While the condition is quite normal, many women lose their sense of self, as it sparks physical and emotional changes, which can affect one’s mental state and their relationships with others. Symptoms include anxiety, reduced desire for sex, sleep deprivation and more. Many recover with medical treatment, however, most get through the changes with the support of their significant other, their family and/or a support group.
In a recent blog post for PEOPLE magazine, Love and Hip Hop Atlanta’s Rasheeda Frost discussed her experience with postpartum, in an effort to speak out and spread awareness for those who are unable to speak out for themselves. She explored the changes in her relationship with husband, Kirk Frost, and explained her thought process through the experience, which began with a case of pneumonia.
“I’ve always been a very strong, hardworking and passionate woman. When I gave birth to my perfect angel, Karter, he looked so precious and I loved him immediately,” she wrote. “However, things took a turn for the worst when I began to shake uncontrollably after giving, and it turned out that I was suffering from pneumonia.”
Rasheeda was unable to breastfeed due to the medication the doctor prescribed for her pneumonia. This caused the reality star to have trouble building the special bond with Karter that she had with her now-16-year-old son, Ky. Rasheeda’s sickness and subsequent hospital stay altered her perception of herself. She no longer felt like the happy, strong woman she once was.
“My mind was cloudy. I was tired. I felt down and lost, and would cry all the time. It came to the point that I would retreat away from my family and avoid my friends,” Rasheeda wrote. “I didn’t look or feel my best. I was over 200 pounds, and there were days I would tell Kirk, ‘Listen you need to take care of Karter,’ and I would just lie around. I was in such a weird space, and he didn’t understand what was going on with me.”
As Rasheeda’s perception of herself skewed, she began to grow distant from her husband, without being able to explain her mindset. She knew something was wrong, but she didn’t want to believe it.

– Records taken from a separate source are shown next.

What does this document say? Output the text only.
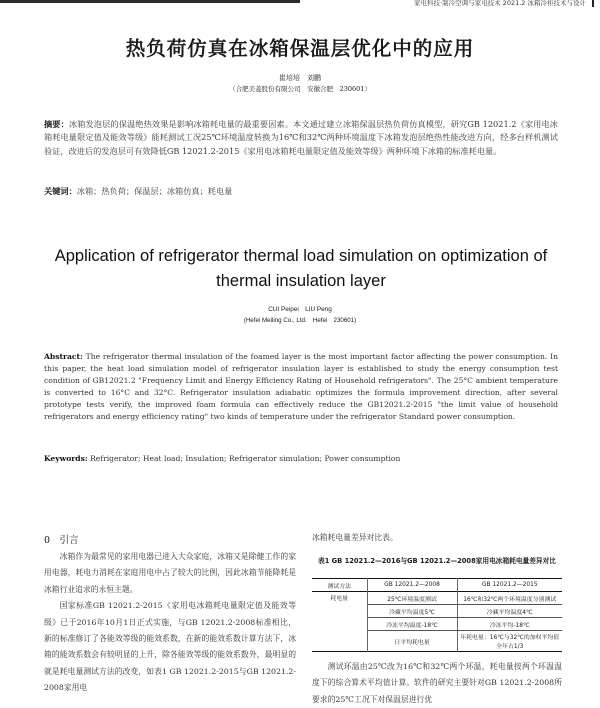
家电科技·制冷空调与家电技术 2021.2 冰箱冷柜技术与设计
热负荷仿真在冰箱保温层优化中的应用
崔培培　刘鹏
（合肥美菱股份有限公司　安徽合肥　230601）
摘要：冰箱发泡层的保温绝热效果是影响冰箱耗电量的最重要因素。本文通过建立冰箱保温层热负荷仿真模型，研究GB 12021.2《家用电冰箱耗电量限定值及能效等级》能耗测试工况25℃环境温度转换为16℃和32℃两种环境温度下冰箱发泡层绝热性能改进方向，经多台样机测试验证，改进后的发泡层可有效降低GB 12021.2-2015《家用电冰箱耗电量限定值及能效等级》两种环境下冰箱的标准耗电量。
关键词：冰箱；热负荷；保温层；冰箱仿真；耗电量
Application of refrigerator thermal load simulation on optimization of thermal insulation layer
CUI Peipei　LIU Peng
(Hefei Meiling Co., Ltd.　Hefei　230601)
Abstract: The refrigerator thermal insulation of the foamed layer is the most important factor affecting the power consumption. In this paper, the heat load simulation model of refrigerator insulation layer is established to study the energy consumption test condition of GB12021.2 "Frequency Limit and Energy Efficiency Rating of Household refrigerators". The 25°C ambient temperature is converted to 16°C and 32°C. Refrigerator insulation adiabatic optimizes the formula improvement direction, after several prototype tests verify, the improved foam formula can effectively reduce the GB12021.2-2015 "the limit value of household refrigerators and energy efficiency rating" two kinds of temperature under the refrigerator Standard power consumption.
Keywords: Refrigerator; Heat load; Insulation; Refrigerator simulation; Power consumption
0　引言

冰箱作为最常见的家用电器已进入大众家庭，冰箱又是除健工作的家用电器，耗电力消耗在家庭用电中占了较大的比例，因此冰箱节能降耗是冰箱行业追求的永恒主题。

国家标准GB 12021.2-2015《家用电冰箱耗电量限定值及能效等级》已于2016年10月1日正式实施，与GB 12021.2-2008标准相比，新的标准修订了各能效等级的能效系数，在新的能效系数计算方法下，冰箱的能效系数会有较明显的上升，除各能效等级的能效系数外，最明显的就是耗电量测试方法的改变，如表1 GB 12021.2-2015与GB 12021.2-2008家用电

冰箱耗电量差异对比表。
表1 GB 12021.2—2016与GB 12021.2—2008家用电冰箱耗电量差异对比
测试方法	GB 12021.2—2008	GB 12021.2—2015
耗电量	25℃环境温度测试	16℃和32℃两个环境温度分别测试
	冷藏平均温度5℃	冷藏平均温度4℃
	冷冻平均温度-18℃	冷冻平均-18℃
	日平均耗电量	年耗电量：16℃与32℃的加权平均值
全年占1/3

测试环温由25℃改为16℃和32℃两个环温，耗电量按两个环温温度下的综合算术平均值计算。软件的研究主要针对GB 12021.2-2008所要求的25℃工况下对保温层进行优
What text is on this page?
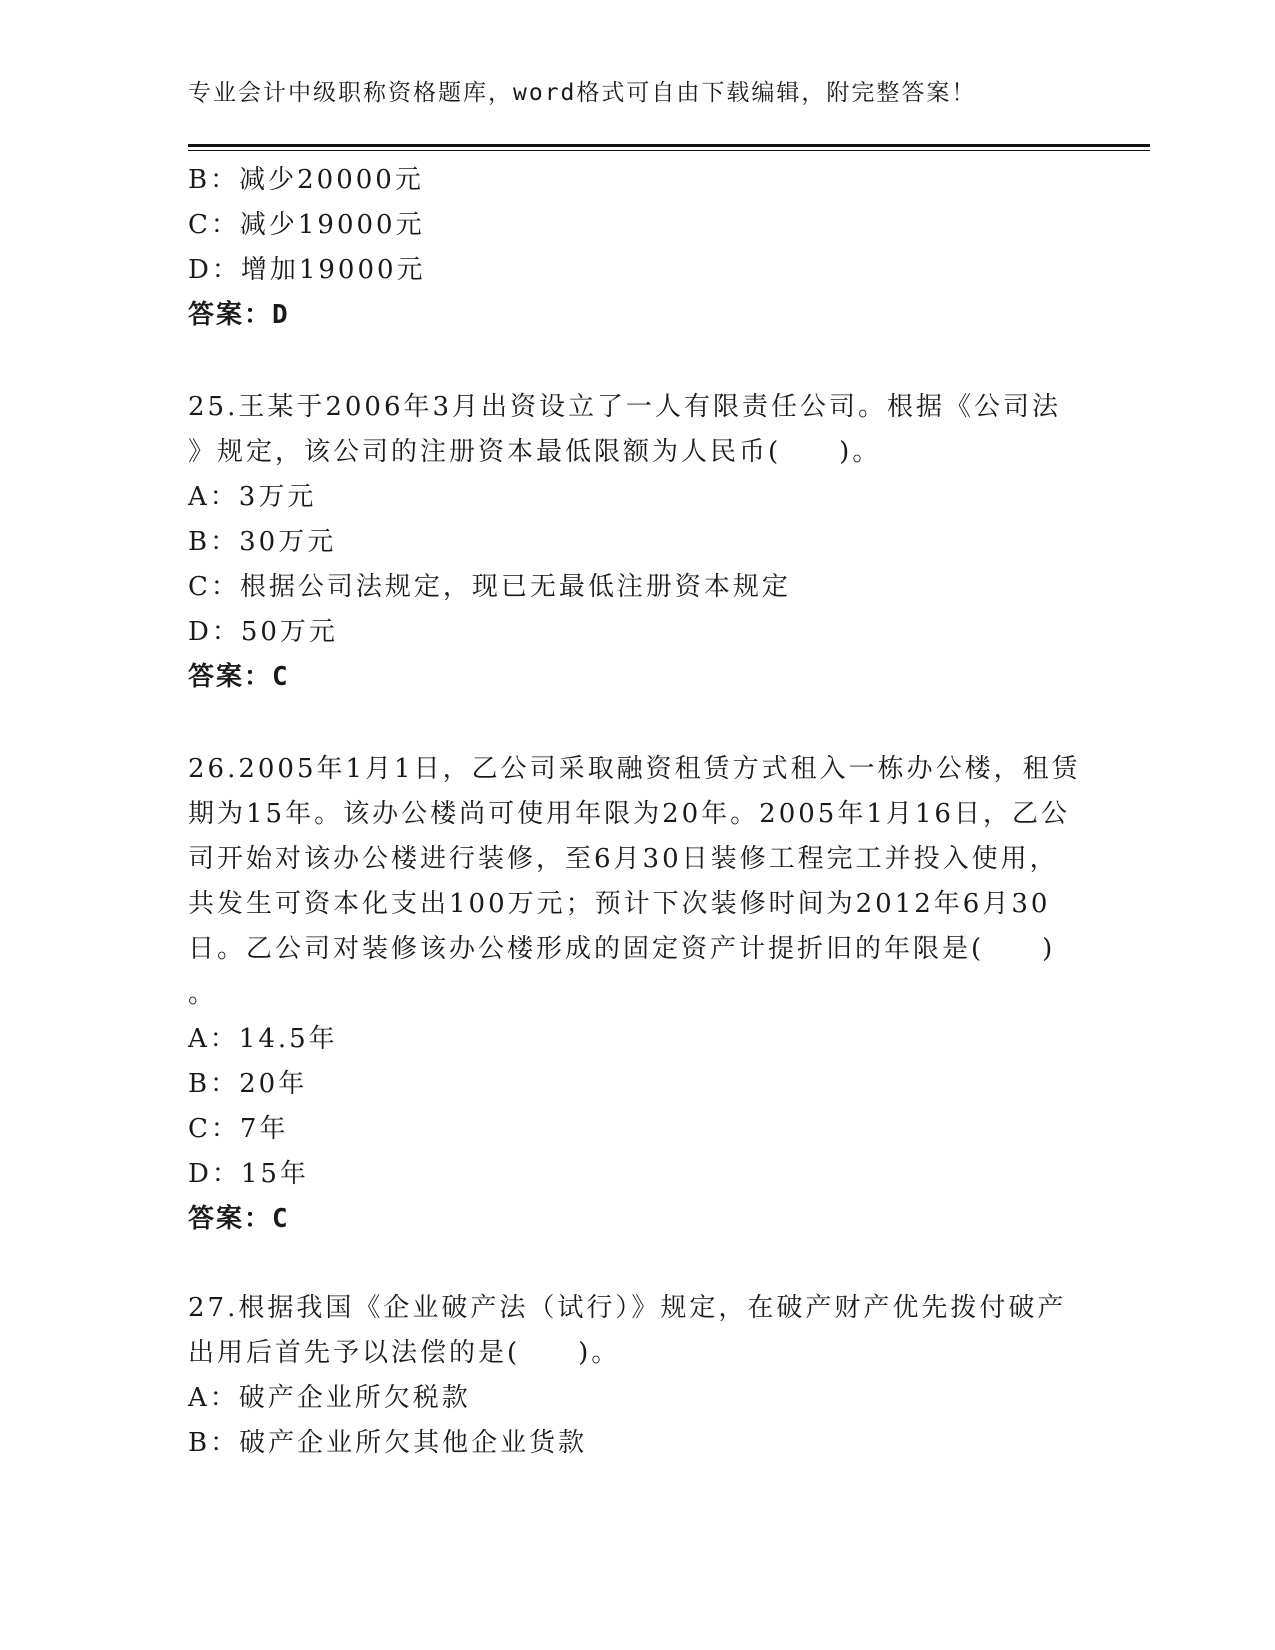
专业会计中级职称资格题库，word格式可自由下载编辑，附完整答案！
B：减少20000元
C：减少19000元
D：增加19000元
答案：D
25.王某于2006年3月出资设立了一人有限责任公司。根据《公司法
》规定，该公司的注册资本最低限额为人民币(　　)。
A：3万元
B：30万元
C：根据公司法规定，现已无最低注册资本规定
D：50万元
答案：C
26.2005年1月1日，乙公司采取融资租赁方式租入一栋办公楼，租赁
期为15年。该办公楼尚可使用年限为20年。2005年1月16日，乙公
司开始对该办公楼进行装修，至6月30日装修工程完工并投入使用，
共发生可资本化支出100万元；预计下次装修时间为2012年6月30
日。乙公司对装修该办公楼形成的固定资产计提折旧的年限是(　　)
。
A：14.5年
B：20年
C：7年
D：15年
答案：C
27.根据我国《企业破产法（试行）》规定，在破产财产优先拨付破产
出用后首先予以法偿的是(　　)。
A：破产企业所欠税款
B：破产企业所欠其他企业货款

As a result, he was left “confused and feeling alone.”
“In 20 years, he had never witnessed me in distress, and I have never been in such turmoil,” she wrote. “I knew that I needed to heal because I thought I was an unfit mother and I didn’t realize that sleep deprivation, hormonal changes and stress after giving birth had a drastic impact on my brain chemistry.”
However, as time went passed, she knew she had to do something. After feeling worthless, dealing with sleep deprivation, constant headaches and anxiety, Rasheeda worked up the courage to speak with a doctor. Upon arrival, she was finally able to put a name to her symptoms, and that is when she began to feel relieved.
“For me, the discovery was RELIEF to finally be able to put a name to what was happening with me – something that had been affecting every area of my life. It was time to figure out my next course of action.”
Rasheeda looked into several different kinds of treatment for her postpartum, and while anti-depressants may work for some, she decided to try natural remedies. In addition to the treatments, she learned more about the condition and how it has affected her, to find a balance and stabilize her moods.
“I found myself in constant prayer and even established a habit of meditation. Developing a routine was extremely helpful for me to create balance. Being outside was essential,” she wrote, adding that diets and workouts helped on her road to recovery. Rasheeda revealed her mother and her husband helped her work through the process, allowing her to get extra rest, balance her life, and return to the woman she once was.
“I want to speak out for those who cannot speak up for themselves and give them hope so they are comforted in knowing they are not alone and can take their life back. I want to shatter the stigma associated with postpartum depression, helping to raise awareness and educate women about what is really going on with them and shedding light on the signs and symptoms of postpartum depression and treatment options. You can find success during tough times, and I am sharing my experience with postpartum depression because it’s a global problem for many women. And it does not discriminate.”